I tre vengono interrogati nel carcere di Verbania per la convalida del fermo per omicidio colposo plurimo e disastro colposo scattato poco prima dell'alba di mercoledì. E davanti al giudice l'unico a prendersi per intero le sue colpe è Tadini, l'ideatore della trovata del forchettone. È stato il primo a confessare, è stato lui a chiamare in causa gli altri due. Adesso dice di essere devastato dal rimorso, «non mangia e non dorme da quattro giorni», spiega il suo legale. Ma quando arriva al punto di dover spiegare come gli sia venuto in mente una follia simile, si limita a dire che era «incredibile» che il cavo si spezzasse. Così incredibile che è accaduto. E insieme al cavo sono schiantate a valle la cabina e quattordici vite umane.
Gli altri due arrestati, invece, negano tutto. Nega Perocchio, che pure lavora per l'azienda incaricata della manutenzione, e quindi della funivia doveva sapere tutto: compreso quel problema alle pompe dell'impianto frenante che lo faceva scattare all'improvviso e senza motivo. Al giudice Perocchio dice che piazzare le ganasce per aggirare il difetto è stato una «scelta scellerata» di Tadini, e che lui non sarebbe mai salito su una funivia in quelle condizioni. Ma nei giorni scorsi i carabinieri hanno scoperto che il sistema dei forchettoni era noto praticamente all'intera squadra che dal 26 aprile si è avvicendata nel funzionamento della Stresa-Alpino-Mottarone. E che proprio il direttore d'esercizio ne fosse del tutto all'oscuro non è parso al giudice del tutto verosimile. Per non parlare di quanto affermato da Perocchio, secondo il suo legale, sull'elemento scatenante del disastro, il cedimento della fune: «Non sappiamo perché si è rotto il cavo e non è un nostro problema».
Ancora più scomposto il tentativo di chiamarsi fuori da parte di Luigi Nerini, il titolare della Funivie del Mottarone, cioè il gestore. Davanti al giudice Nerini afferma nientemeno che la sicurezza della funivia non era affar suo: al giudice, racconta il suo legale, Nerini ha spiegato «chi deve fare cosa in un una società, cioè chi deve occuparsi della sicurezza e chi del business». E lui si occupava solo del business, dei soldi, della grana: quella grana che secondo la Procura è stato il movente del delitto, la frenesia di andare avanti a tutti i costi per non perdere gli incassi.

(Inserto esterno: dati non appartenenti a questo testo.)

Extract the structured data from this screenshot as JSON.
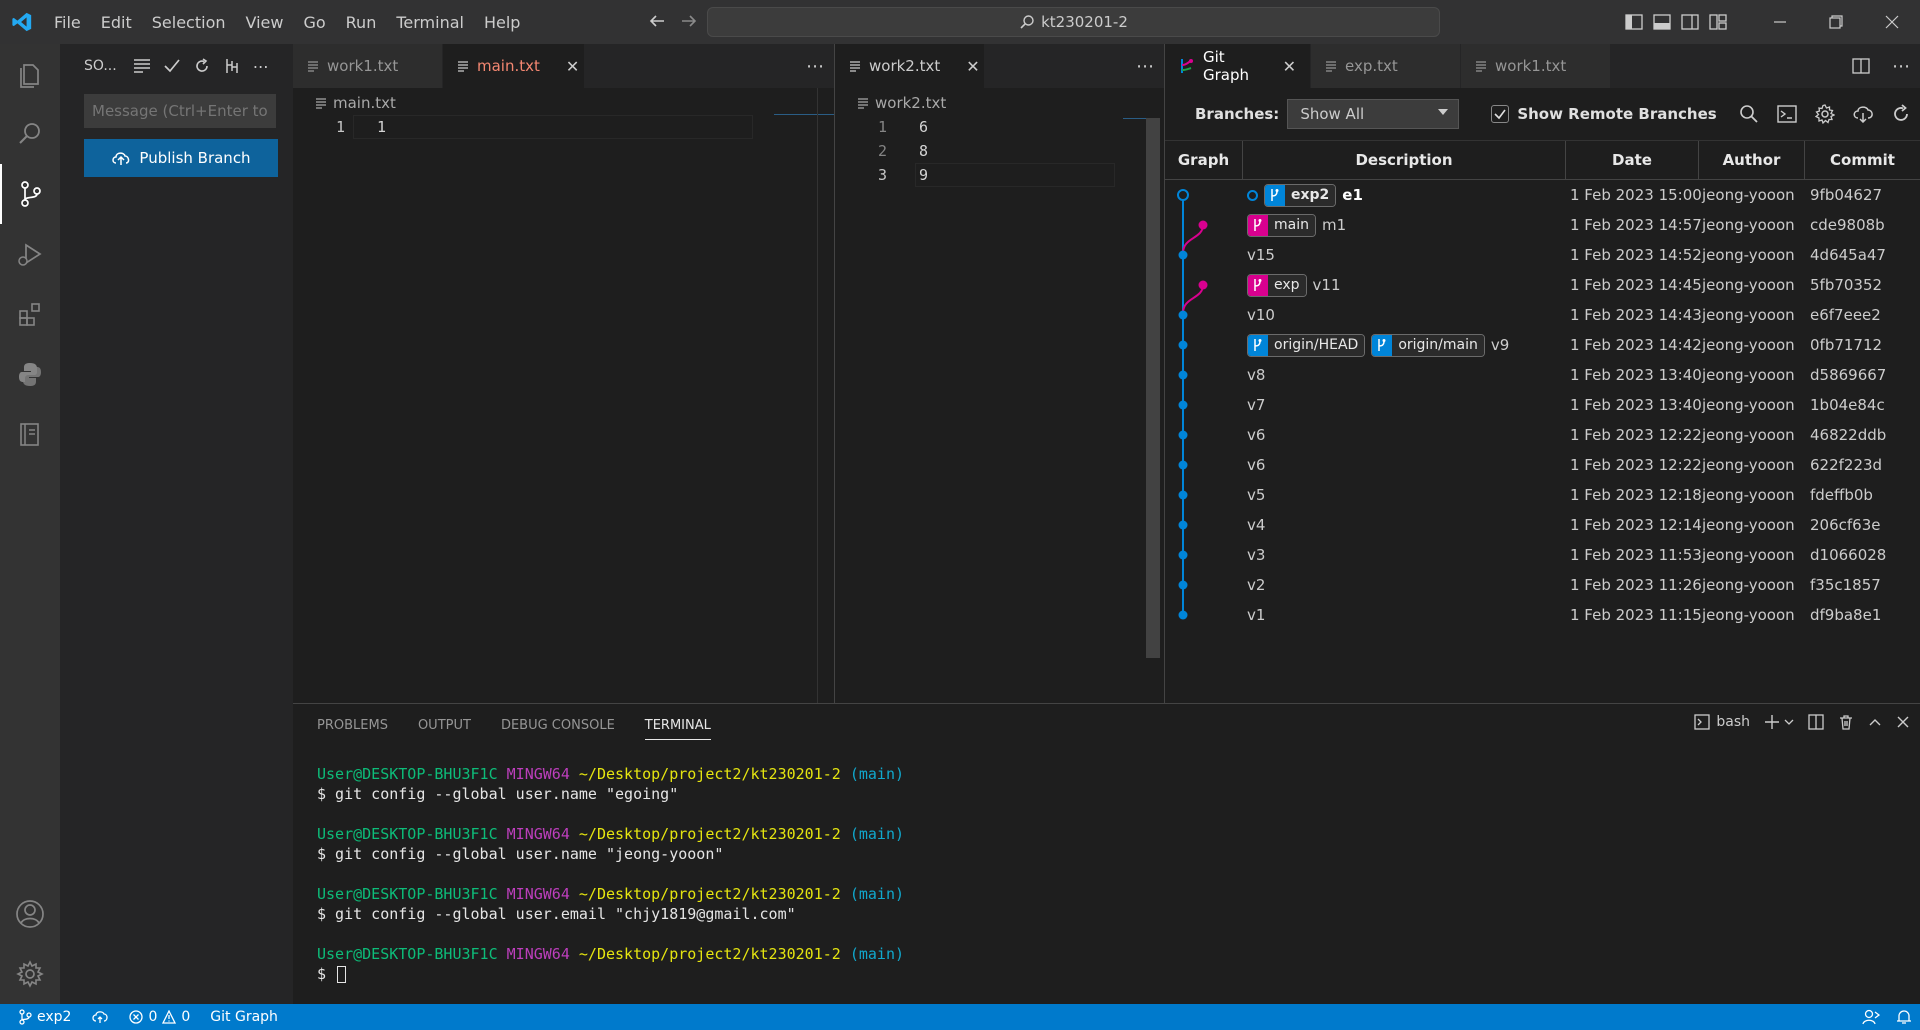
{
  "menu": [
    "File",
    "Edit",
    "Selection",
    "View",
    "Go",
    "Run",
    "Terminal",
    "Help"
  ],
  "command_center": {
    "label": "kt230201-2"
  },
  "sidebar": {
    "title": "SO...",
    "commit_placeholder": "Message (Ctrl+Enter to...",
    "publish_label": "Publish Branch"
  },
  "editor_group1": {
    "tabs": [
      {
        "label": "work1.txt",
        "active": false
      },
      {
        "label": "main.txt",
        "active": true
      }
    ],
    "breadcrumb": "main.txt",
    "lines": [
      {
        "num": "1",
        "text": "1"
      }
    ]
  },
  "editor_group2": {
    "tabs": [
      {
        "label": "work2.txt",
        "active": true
      }
    ],
    "breadcrumb": "work2.txt",
    "lines": [
      {
        "num": "1",
        "text": "6"
      },
      {
        "num": "2",
        "text": "8"
      },
      {
        "num": "3",
        "text": "9"
      }
    ]
  },
  "editor_group3": {
    "tabs": [
      {
        "label": "Git Graph",
        "active": true
      },
      {
        "label": "exp.txt",
        "active": false
      },
      {
        "label": "work1.txt",
        "active": false
      }
    ]
  },
  "git_graph": {
    "branches_label": "Branches:",
    "branch_select": "Show All",
    "remote_label": "Show Remote Branches",
    "remote_checked": true,
    "columns": [
      "Graph",
      "Description",
      "Date",
      "Author",
      "Commit"
    ],
    "commits": [
      {
        "refs": [
          {
            "name": "exp2",
            "color": "blue",
            "head": true
          }
        ],
        "message": "e1",
        "bold": true,
        "date": "1 Feb 2023 15:00",
        "author": "jeong-yooon",
        "hash": "9fb04627"
      },
      {
        "refs": [
          {
            "name": "main",
            "color": "pink",
            "head": false
          }
        ],
        "message": "m1",
        "bold": false,
        "date": "1 Feb 2023 14:57",
        "author": "jeong-yooon",
        "hash": "cde9808b"
      },
      {
        "refs": [],
        "message": "v15",
        "bold": false,
        "date": "1 Feb 2023 14:52",
        "author": "jeong-yooon",
        "hash": "4d645a47"
      },
      {
        "refs": [
          {
            "name": "exp",
            "color": "pink",
            "head": false
          }
        ],
        "message": "v11",
        "bold": false,
        "date": "1 Feb 2023 14:45",
        "author": "jeong-yooon",
        "hash": "5fb70352"
      },
      {
        "refs": [],
        "message": "v10",
        "bold": false,
        "date": "1 Feb 2023 14:43",
        "author": "jeong-yooon",
        "hash": "e6f7eee2"
      },
      {
        "refs": [
          {
            "name": "origin/HEAD",
            "color": "blue",
            "head": false
          },
          {
            "name": "origin/main",
            "color": "blue",
            "head": false
          }
        ],
        "message": "v9",
        "bold": false,
        "date": "1 Feb 2023 14:42",
        "author": "jeong-yooon",
        "hash": "0fb71712"
      },
      {
        "refs": [],
        "message": "v8",
        "bold": false,
        "date": "1 Feb 2023 13:40",
        "author": "jeong-yooon",
        "hash": "d5869667"
      },
      {
        "refs": [],
        "message": "v7",
        "bold": false,
        "date": "1 Feb 2023 13:40",
        "author": "jeong-yooon",
        "hash": "1b04e84c"
      },
      {
        "refs": [],
        "message": "v6",
        "bold": false,
        "date": "1 Feb 2023 12:22",
        "author": "jeong-yooon",
        "hash": "46822ddb"
      },
      {
        "refs": [],
        "message": "v6",
        "bold": false,
        "date": "1 Feb 2023 12:22",
        "author": "jeong-yooon",
        "hash": "622f223d"
      },
      {
        "refs": [],
        "message": "v5",
        "bold": false,
        "date": "1 Feb 2023 12:18",
        "author": "jeong-yooon",
        "hash": "fdeffb0b"
      },
      {
        "refs": [],
        "message": "v4",
        "bold": false,
        "date": "1 Feb 2023 12:14",
        "author": "jeong-yooon",
        "hash": "206cf63e"
      },
      {
        "refs": [],
        "message": "v3",
        "bold": false,
        "date": "1 Feb 2023 11:53",
        "author": "jeong-yooon",
        "hash": "d1066028"
      },
      {
        "refs": [],
        "message": "v2",
        "bold": false,
        "date": "1 Feb 2023 11:26",
        "author": "jeong-yooon",
        "hash": "f35c1857"
      },
      {
        "refs": [],
        "message": "v1",
        "bold": false,
        "date": "1 Feb 2023 11:15",
        "author": "jeong-yooon",
        "hash": "df9ba8e1"
      }
    ]
  },
  "panel": {
    "tabs": [
      {
        "label": "PROBLEMS",
        "active": false
      },
      {
        "label": "OUTPUT",
        "active": false
      },
      {
        "label": "DEBUG CONSOLE",
        "active": false
      },
      {
        "label": "TERMINAL",
        "active": true
      }
    ],
    "shell": "bash",
    "terminal": [
      {
        "user": "User@DESKTOP-BHU3F1C",
        "ming": "MINGW64",
        "path": "~/Desktop/project2/kt230201-2",
        "branch": "(main)",
        "cmd": "$ git config --global user.name \"egoing\""
      },
      {
        "user": "User@DESKTOP-BHU3F1C",
        "ming": "MINGW64",
        "path": "~/Desktop/project2/kt230201-2",
        "branch": "(main)",
        "cmd": "$ git config --global user.name \"jeong-yooon\""
      },
      {
        "user": "User@DESKTOP-BHU3F1C",
        "ming": "MINGW64",
        "path": "~/Desktop/project2/kt230201-2",
        "branch": "(main)",
        "cmd": "$ git config --global user.email \"chjy1819@gmail.com\""
      },
      {
        "user": "User@DESKTOP-BHU3F1C",
        "ming": "MINGW64",
        "path": "~/Desktop/project2/kt230201-2",
        "branch": "(main)",
        "cmd": "$ "
      }
    ]
  },
  "statusbar": {
    "branch": "exp2",
    "errors": "0",
    "warnings": "0",
    "git_graph": "Git Graph"
  },
  "colors": {
    "accent": "#007acc",
    "button": "#0e639c",
    "graph_blue": "#0085d9",
    "graph_pink": "#d9008f"
  }
}
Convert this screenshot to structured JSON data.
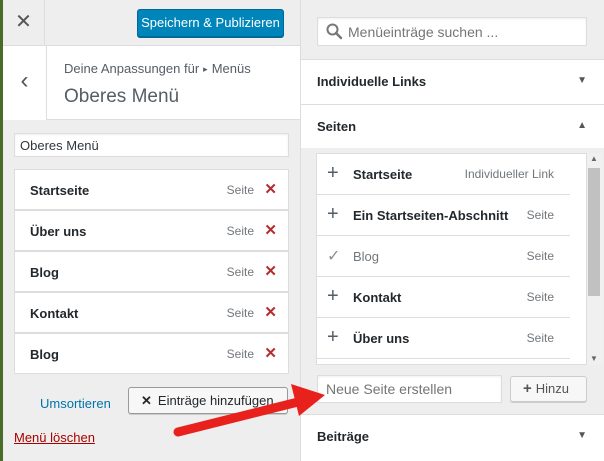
{
  "header": {
    "close_icon": "close-icon",
    "publish_label": "Speichern & Publizieren",
    "accent": "#0085ba"
  },
  "section": {
    "breadcrumb_prefix": "Deine Anpassungen für",
    "breadcrumb_target": "Menüs",
    "title": "Oberes Menü"
  },
  "menu": {
    "name_value": "Oberes Menü",
    "items": [
      {
        "title": "Startseite",
        "type": "Seite"
      },
      {
        "title": "Über uns",
        "type": "Seite"
      },
      {
        "title": "Blog",
        "type": "Seite"
      },
      {
        "title": "Kontakt",
        "type": "Seite"
      },
      {
        "title": "Blog",
        "type": "Seite"
      }
    ],
    "reorder_label": "Umsortieren",
    "add_items_label": "Einträge hinzufügen",
    "delete_label": "Menü löschen"
  },
  "available": {
    "search_placeholder": "Menüeinträge suchen ...",
    "sections": {
      "custom_links": "Individuelle Links",
      "pages": "Seiten",
      "posts": "Beiträge"
    },
    "pages": [
      {
        "title": "Startseite",
        "type": "Individueller Link",
        "added": false
      },
      {
        "title": "Ein Startseiten-Abschnitt",
        "type": "Seite",
        "added": false
      },
      {
        "title": "Blog",
        "type": "Seite",
        "added": true
      },
      {
        "title": "Kontakt",
        "type": "Seite",
        "added": false
      },
      {
        "title": "Über uns",
        "type": "Seite",
        "added": false
      }
    ],
    "new_page_placeholder": "Neue Seite erstellen",
    "add_button_label": "Hinzu"
  },
  "annotation_color": "#e8211d"
}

Così si torna daccapo, alla spinta che ha messo in moto questa catena di colpe. Gli incassi. Ieri Perocchio si aggrappa proprio a questo elemento per dire che lui non aveva nessun motivo di fare andare la funivia in condizioni rischiose, «se la funivia del Mottarone chiude per manutenzione - riassume il suo legale - l'ingegnere Perocchio non perde denaro ma dorme su otto cuscini».

Mentre Nerini scarica sugli altri due, «le norme - spiega l'avvocato del gestore - dicono che della sicurezza si devono occupare il capo servizio dell'impianto e il direttore di esercizio», cioè Tadini e Perocchio.